Правда, он повысил на нее голос всего единожды за то время, но, видит Бог, тот крик… Она запомнила его надолго. Оказалось, что Андрей тоже может гореть в пылу ссоры не менее ярко, чем она, а крик его намного громче, чем ее. И страх, в котором он признался первый, вынуждая ее открыться в собственных страхах.

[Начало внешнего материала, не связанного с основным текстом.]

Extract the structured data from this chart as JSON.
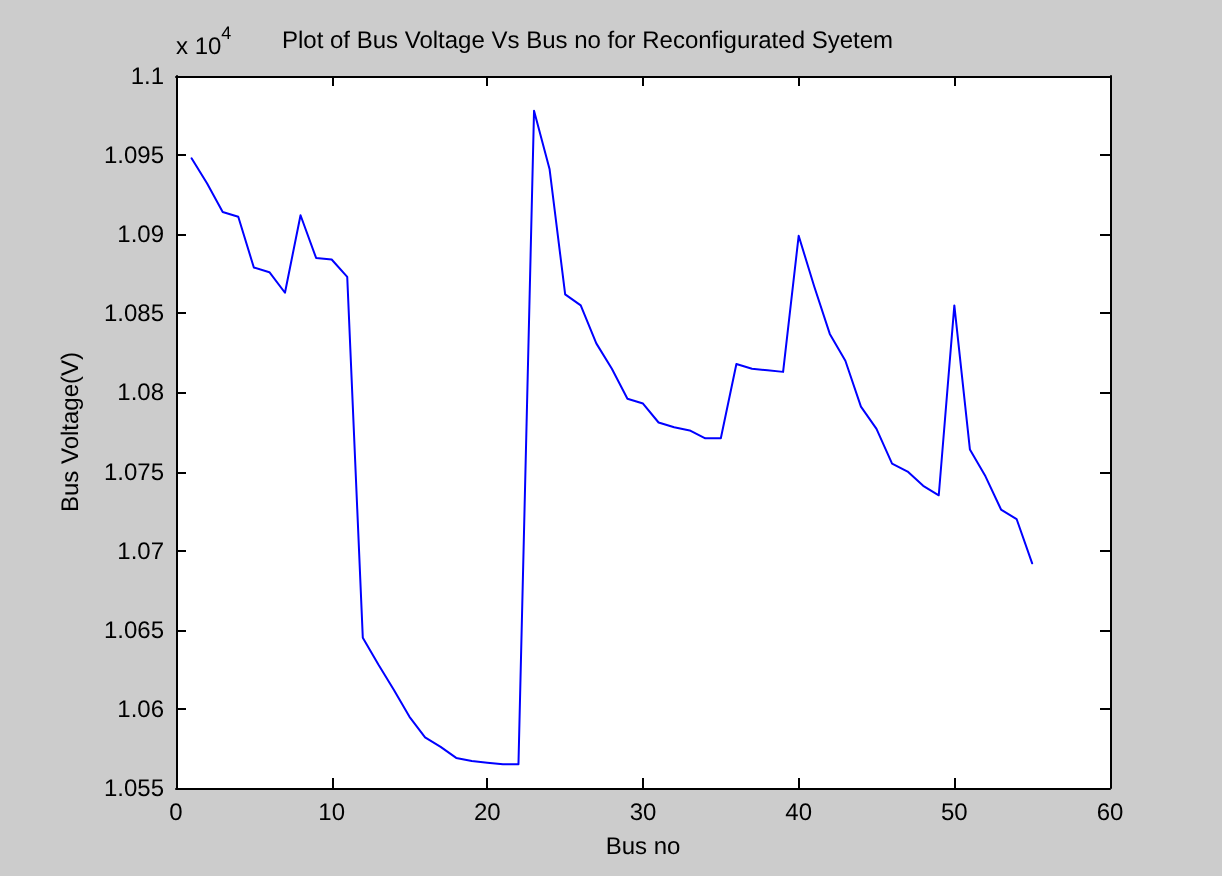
{
  "chart_data": {
    "type": "line",
    "title": "Plot of Bus Voltage Vs Bus no for Reconfigurated Syetem",
    "xlabel": "Bus no",
    "ylabel": "Bus Voltage(V)",
    "annotations": [
      "x 10$^{4}$"
    ],
    "x": [
      1,
      2,
      3,
      4,
      5,
      6,
      7,
      8,
      9,
      10,
      11,
      12,
      13,
      14,
      15,
      16,
      17,
      18,
      19,
      20,
      21,
      22,
      23,
      24,
      25,
      26,
      27,
      28,
      29,
      30,
      31,
      32,
      33,
      34,
      35,
      36,
      37,
      38,
      39,
      40,
      41,
      42,
      43,
      44,
      45,
      46,
      47,
      48,
      49,
      50,
      51,
      52,
      53,
      54,
      55
    ],
    "series": [
      {
        "color": "#0000ff",
        "values": [
          1.0948,
          1.0932,
          1.0914,
          1.0911,
          1.0879,
          1.0876,
          1.0863,
          1.0912,
          1.0885,
          1.0884,
          1.0873,
          1.0645,
          1.0628,
          1.0612,
          1.0595,
          1.0582,
          1.0576,
          1.0569,
          1.0567,
          1.0566,
          1.0565,
          1.0565,
          1.0978,
          1.0941,
          1.0862,
          1.0855,
          1.0831,
          1.0815,
          1.0796,
          1.0793,
          1.0781,
          1.0778,
          1.0776,
          1.0771,
          1.0771,
          1.0818,
          1.0815,
          1.0814,
          1.0813,
          1.0899,
          1.0867,
          1.0837,
          1.082,
          1.0791,
          1.0777,
          1.0755,
          1.075,
          1.0741,
          1.0735,
          1.0855,
          1.0764,
          1.0747,
          1.0726,
          1.072,
          1.0692
        ]
      }
    ],
    "xlim": [
      0,
      60
    ],
    "xticks": [
      0,
      10,
      20,
      30,
      40,
      50,
      60
    ],
    "ylim": [
      1.055,
      1.1
    ],
    "yticks": [
      1.055,
      1.06,
      1.065,
      1.07,
      1.075,
      1.08,
      1.085,
      1.09,
      1.095,
      1.1
    ],
    "grid": false,
    "marker": "none",
    "line_style": "solid"
  }
}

— Я клянусь тебе жизнью своей, что доктор ни единого слова не сказал о твоем худом здравии. Que non! [709] Но он утверждает ныне, что ты сама себя губишь. Своей истерией, которую она наблюдает в тебе. Взгляни на себя! Ты извечно недовольна всем! Ты кричишь на всех! Ты упиваешься чужими слезами и моим гневом. Что с тобой, Анна? Ты меня уже не единожды упрекнула равнодушием к тебе. Меня! Неужели ты думаешь, что если бы была хотя бы малейшая опасность для меня потерять тебя, то я бы не изыскал пути, чтобы предотвратить это?! Да тут толпами ходили бы эскулапы! Я бы добился приезда в Раздолье лейб-медика, коли надобно бы было! Я бы все сделал! Все! Но этого не надобно… И акушерка, и доктор, что наблюдали тебя едины во мнении — все идет своим чередом. Желаешь — привезу господина Мантеля? Ему поверишь? Что мне сделать, в конце-то концов?! Что мне сделать, Анна, чтобы ты больше не впадала в свои приступы? Анна! Что мне делать? Ты изводишь себя этими приступами! Доктор обмолвился давеча, что возможна даже потеря разума… если не сейчас, то после… Анна, умоляю тебя! Ты же сама вредишь себе! Что с тобой?! Господи, что с тобой?!

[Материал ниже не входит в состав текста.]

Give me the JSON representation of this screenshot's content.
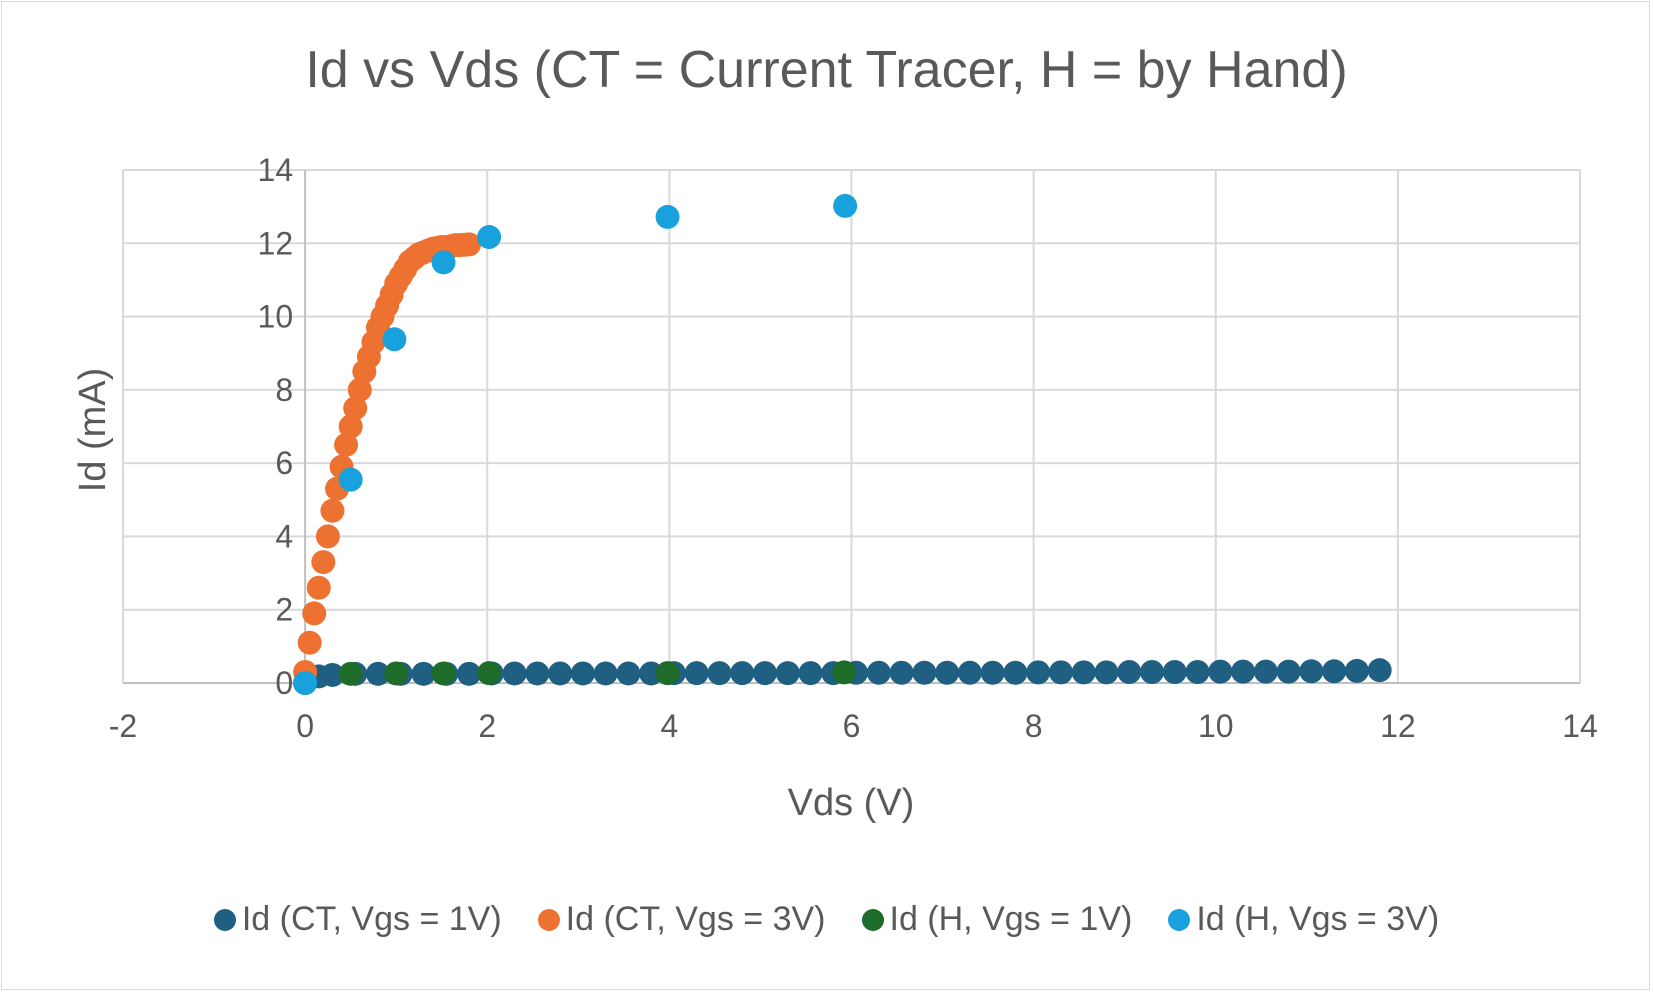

А она тогда смотрела на него, кричащего в голос, полного гнева и какой-то странной растерянности, и понимала, что впервые видит его таким. И что ощущает отчего-то не страх перед его рыком, который ушел спустя первые минуты, а приступ сдавливающей ныне ее горло острой любви к этому человеку, в глазах которого она читала страх за себя.

Мгновения пылающего гнева Андрея завершились, как и остальные ссоры, их объятием. Анна всегда первая обнимала его, обвивала своими руками, зная, что близость быстро погасит гнев и неприятный привкус ссоры. Но в этот раз она цеплялась за него сильнее обычного.

— Почему ты мне не веришь более? — спросил, утыкаясь в ее волосы, Андрей, и она покачала головой.

— Я не верю уже даже самой себе… потому что безумна от страха… что я умру…

— Я сделаю все, чтобы ничего худого не стряслось.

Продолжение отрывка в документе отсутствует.